Rządząca od lipca ubiegłego roku Nigrem junta zdecydowała ściągnąć z ulic afrykańskich stolic swoich obywateli, głównie zajmujących się żebraniem i prostytucją. Zdaniem władz niszczą oni wizerunek kraju.
Żebracy z Nigru, głównie kobiety i dzieci, zdominowali stołeczne ulice w Algierii, Burkina Faso, Ghanie, Senegalu, Wybrzeżu Kości Słoniowej, a spotkać ich można również na ulicach rozbudowującej się Monrowii w Liberii. „W obliczu rosnącego zjawiska żebractwa, które degraduje wizerunek naszego kraju i zagraża przyszłości niewinnych dzieci, rząd postanowił podjąć zdecydowane kroki, aby położyć mu kres”, zadeklarował powołany przez juntę komitet międzyresortowy odpowiedzialny za repatriację, ale także za reintegrację ściągniętych do kraju żebraków.
W przeszłości miały już miejsce podobne repatriacje. Powoływano też podobne komitety. Obecna akcja jest już dziewiętnastą próbą ściągnięcia nigerskich migrantów do kraju - nocą śpiących pod mostami, na chodnikach, w przejściach podziemnych - w dzień żebrzących o jałmużnę lub włóczących się po ulicach Abidżanu, Akry, Dakaru. W 2022 r. ze stolicy Senegalu kilkoma wyczarterowanymi przez rząd Nigru samolotami przetransportowano do Niamey niemal 500 dzieci, ponad 400 kobiet i 160 mężczyzn. W tym samym roku z ulic Ghany zebrano i odesłano do ojczyzny ponad 1300 nigerskich żebraków, w tym 400 kobiet i ponad 600 dzieci.
Większość żebraków nigerskich rozsianych po Afryce pochodzi z Kantche i Magaria, dwóch departamentów regionu Zinder leżącego w pobliżu granicy z Nigerią. Wysyłaniem kobiet i dzieci za granicę parają się tam zorganizowane grupy przestępcze.
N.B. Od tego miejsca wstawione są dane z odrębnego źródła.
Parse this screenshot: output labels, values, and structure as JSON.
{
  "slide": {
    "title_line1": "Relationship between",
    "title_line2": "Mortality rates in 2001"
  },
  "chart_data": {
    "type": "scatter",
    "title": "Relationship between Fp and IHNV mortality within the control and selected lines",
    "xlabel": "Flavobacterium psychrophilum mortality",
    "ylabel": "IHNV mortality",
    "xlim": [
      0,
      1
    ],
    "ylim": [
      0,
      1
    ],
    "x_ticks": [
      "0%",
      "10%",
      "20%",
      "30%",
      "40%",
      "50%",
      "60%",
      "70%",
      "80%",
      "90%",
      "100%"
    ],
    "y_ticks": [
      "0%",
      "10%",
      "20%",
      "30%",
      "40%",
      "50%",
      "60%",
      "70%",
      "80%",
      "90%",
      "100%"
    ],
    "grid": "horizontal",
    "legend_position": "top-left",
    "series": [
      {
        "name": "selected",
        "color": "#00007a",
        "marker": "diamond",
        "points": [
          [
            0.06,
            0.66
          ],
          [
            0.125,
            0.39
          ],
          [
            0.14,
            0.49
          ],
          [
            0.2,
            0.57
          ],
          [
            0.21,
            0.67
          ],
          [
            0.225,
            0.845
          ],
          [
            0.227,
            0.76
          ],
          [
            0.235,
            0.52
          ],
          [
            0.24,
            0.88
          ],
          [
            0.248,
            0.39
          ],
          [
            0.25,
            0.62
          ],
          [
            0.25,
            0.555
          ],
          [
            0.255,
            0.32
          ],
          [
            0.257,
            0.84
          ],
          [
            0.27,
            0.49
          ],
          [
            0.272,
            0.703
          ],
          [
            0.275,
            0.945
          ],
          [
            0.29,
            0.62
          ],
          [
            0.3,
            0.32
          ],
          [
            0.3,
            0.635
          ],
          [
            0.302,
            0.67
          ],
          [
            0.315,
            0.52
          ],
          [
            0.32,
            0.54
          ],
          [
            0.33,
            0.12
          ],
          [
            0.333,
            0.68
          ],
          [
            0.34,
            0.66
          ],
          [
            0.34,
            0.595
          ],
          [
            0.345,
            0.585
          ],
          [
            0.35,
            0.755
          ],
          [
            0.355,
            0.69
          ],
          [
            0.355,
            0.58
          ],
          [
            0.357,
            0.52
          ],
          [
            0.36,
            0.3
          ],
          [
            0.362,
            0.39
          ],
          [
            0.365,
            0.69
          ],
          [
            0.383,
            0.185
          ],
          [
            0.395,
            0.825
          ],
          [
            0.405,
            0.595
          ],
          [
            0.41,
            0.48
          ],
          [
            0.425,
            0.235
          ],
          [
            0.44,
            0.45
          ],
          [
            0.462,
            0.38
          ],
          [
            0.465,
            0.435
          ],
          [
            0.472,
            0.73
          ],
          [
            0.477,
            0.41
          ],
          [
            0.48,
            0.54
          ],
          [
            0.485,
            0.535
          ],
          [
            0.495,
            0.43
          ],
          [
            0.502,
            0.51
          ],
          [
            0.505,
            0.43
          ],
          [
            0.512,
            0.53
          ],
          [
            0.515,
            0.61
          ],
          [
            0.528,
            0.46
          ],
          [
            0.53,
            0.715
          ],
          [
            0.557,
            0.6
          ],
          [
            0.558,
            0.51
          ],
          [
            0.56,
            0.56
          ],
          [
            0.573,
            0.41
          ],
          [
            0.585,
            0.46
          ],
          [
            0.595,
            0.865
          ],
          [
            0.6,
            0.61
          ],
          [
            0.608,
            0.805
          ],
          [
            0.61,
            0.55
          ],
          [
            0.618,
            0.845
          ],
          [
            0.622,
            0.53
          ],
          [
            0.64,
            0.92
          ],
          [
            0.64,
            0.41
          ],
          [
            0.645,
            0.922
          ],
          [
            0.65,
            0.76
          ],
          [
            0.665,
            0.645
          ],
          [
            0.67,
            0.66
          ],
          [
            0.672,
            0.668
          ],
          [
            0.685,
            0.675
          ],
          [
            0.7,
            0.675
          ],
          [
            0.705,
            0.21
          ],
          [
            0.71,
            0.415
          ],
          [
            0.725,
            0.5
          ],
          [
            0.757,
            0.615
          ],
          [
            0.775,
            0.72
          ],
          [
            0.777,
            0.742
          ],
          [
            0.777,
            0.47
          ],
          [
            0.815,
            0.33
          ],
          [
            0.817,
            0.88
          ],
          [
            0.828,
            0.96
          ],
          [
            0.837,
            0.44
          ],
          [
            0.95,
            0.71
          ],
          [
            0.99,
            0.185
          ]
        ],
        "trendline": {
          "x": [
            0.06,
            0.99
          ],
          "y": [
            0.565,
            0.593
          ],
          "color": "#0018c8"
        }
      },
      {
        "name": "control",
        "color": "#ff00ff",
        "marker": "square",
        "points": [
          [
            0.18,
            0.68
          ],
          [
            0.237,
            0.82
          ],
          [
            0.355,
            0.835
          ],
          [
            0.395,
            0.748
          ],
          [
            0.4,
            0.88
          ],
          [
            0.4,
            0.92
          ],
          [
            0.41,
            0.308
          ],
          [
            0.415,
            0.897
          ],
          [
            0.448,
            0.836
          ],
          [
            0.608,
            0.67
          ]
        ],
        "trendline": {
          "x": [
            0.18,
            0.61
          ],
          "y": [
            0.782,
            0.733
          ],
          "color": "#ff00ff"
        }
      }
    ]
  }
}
Obiecują młodym kobietom, że w Algierii, Libii czy Senegalu znajdą pracę jako pomoc domowa i będą mogły wysłać pieniądze do domu, by wesprzeć swoje rodziny. Ale po zainkasowaniu pieniędzy porzucają je, zmuszając do żebrania lub prostytucji.
Szczególnie okrutnie traktowane są żebrzące dzieci migrantów. W Algierii nacierane są miodem lub rozpuszczonym w wodzie cukrem, przyciągającym muchy i inne owady. Dzieci mają wyglądać na chore, by zdjęci współczuciem przechodnie rzucili im jakieś drobne, które w ostateczności trafiają do rąk bandytów.